Thursday, October 1, 2009

Another Failure of Management

GM has made a whole gaggle of really shitty cars over the last few decades, but on the whole Saturn actually made decent cars. Sure, they weren't the greatest cars in the world, but they were innovative, competitively priced, fuel efficient, and more reliable than most of the crap cars GM put out. (the 4 cylinder Ecotec's were actually good motors)

So what does GM do? They kill them off. Great strategy GM, kill off the good brands. With the death of Saturn and Pontiac GM now has virtually no entry-level cars marketed to young people.

GM seems to have a penchant for screwing stuff up. I mean, as a car guy I hate that Toyota killed off the Supra and MR-2, but those were expensive, low-volume niche cars that did little to help the bottom line, so from a business standpoint you can't fault Toyota from killing them. GM makes quite a few really shitty cars and there's far too much overlap within divisions. Hell just look at the GMC line vs. Chevy SUV's. Why not start there instead of killing off a brand that actually offered something different? I guess that would make too much sense.

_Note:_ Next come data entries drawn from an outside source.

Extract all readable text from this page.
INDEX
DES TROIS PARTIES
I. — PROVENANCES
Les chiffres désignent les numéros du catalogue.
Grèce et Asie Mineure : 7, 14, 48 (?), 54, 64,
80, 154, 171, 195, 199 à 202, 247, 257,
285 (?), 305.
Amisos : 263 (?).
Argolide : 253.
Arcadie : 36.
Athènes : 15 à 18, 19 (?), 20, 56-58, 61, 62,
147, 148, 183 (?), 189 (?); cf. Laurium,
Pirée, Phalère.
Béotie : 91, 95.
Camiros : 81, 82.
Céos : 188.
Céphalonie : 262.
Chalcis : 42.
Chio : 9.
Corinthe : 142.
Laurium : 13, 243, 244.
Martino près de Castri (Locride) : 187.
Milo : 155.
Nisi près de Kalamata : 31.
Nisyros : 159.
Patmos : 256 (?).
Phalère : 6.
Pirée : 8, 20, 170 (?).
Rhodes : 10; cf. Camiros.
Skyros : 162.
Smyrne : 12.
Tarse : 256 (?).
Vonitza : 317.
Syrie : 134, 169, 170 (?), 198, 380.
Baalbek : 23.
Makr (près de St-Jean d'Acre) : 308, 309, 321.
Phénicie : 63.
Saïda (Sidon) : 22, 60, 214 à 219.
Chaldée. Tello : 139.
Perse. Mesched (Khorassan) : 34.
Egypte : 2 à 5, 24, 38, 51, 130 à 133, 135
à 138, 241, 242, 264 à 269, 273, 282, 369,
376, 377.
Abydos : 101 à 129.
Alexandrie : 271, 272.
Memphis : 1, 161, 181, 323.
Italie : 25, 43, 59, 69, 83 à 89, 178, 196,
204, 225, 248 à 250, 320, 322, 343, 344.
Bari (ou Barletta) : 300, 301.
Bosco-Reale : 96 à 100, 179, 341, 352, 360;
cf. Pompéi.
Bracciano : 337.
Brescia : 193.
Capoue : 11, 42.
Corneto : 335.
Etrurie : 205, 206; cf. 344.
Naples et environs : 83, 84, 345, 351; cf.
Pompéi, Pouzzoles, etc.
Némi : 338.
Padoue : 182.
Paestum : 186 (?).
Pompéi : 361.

I also noticed on the news last night that GM stated this would have no effect on employees of Saturn, closing of dealerships, or service & parts for Saturn vehicles. If the company is now dead and no one buys it those dealerships will close eventually. I'm guessing that GM dealers will still provide parts & service for Saturn's but who knows.

It seems to me that GM would have been better off killing their GMC line. Now that the Government owns them we can expect more bad business decisons from GM in the future.

H/T to Jay, who already said this.

5 comments:

Jeff the Baptist said...

The problem with Saturn is that everything in the lineup was either badge engineered or imported from overseas. Sending jobs overseas won't work when US taxpayers are keeping you afloat. With the death of Pontiac, most of their badge engineered cars are gone too.

Unknown said...

Well, I don't really think it was GM's choice.

Just like the closing down of dealerships was not Chrysler's choice.

It's .gov

Mike W. said...

But I thought government involvement meant MORE choice. Isn't that what Obama's been telling us RE the "Public Option?"....

Jeff the Baptist said...

Well it gives our political overlords more choices...

But seriously, more choice compared to what? Compared to what we had before they went bankrupt? No, but that's a false comparison. It's not like the lack of government involvement would have left everything hunky-dory. If the government hadn't intervened, the automakers would probably in more trouble not less.

Mike W. said...

It's not like the lack of government involvement would have left everything hunky-dory.

Agreed, however it appears as if they were screwed either way, as evidenced by the fact that they went bankrupt even after the bailouts.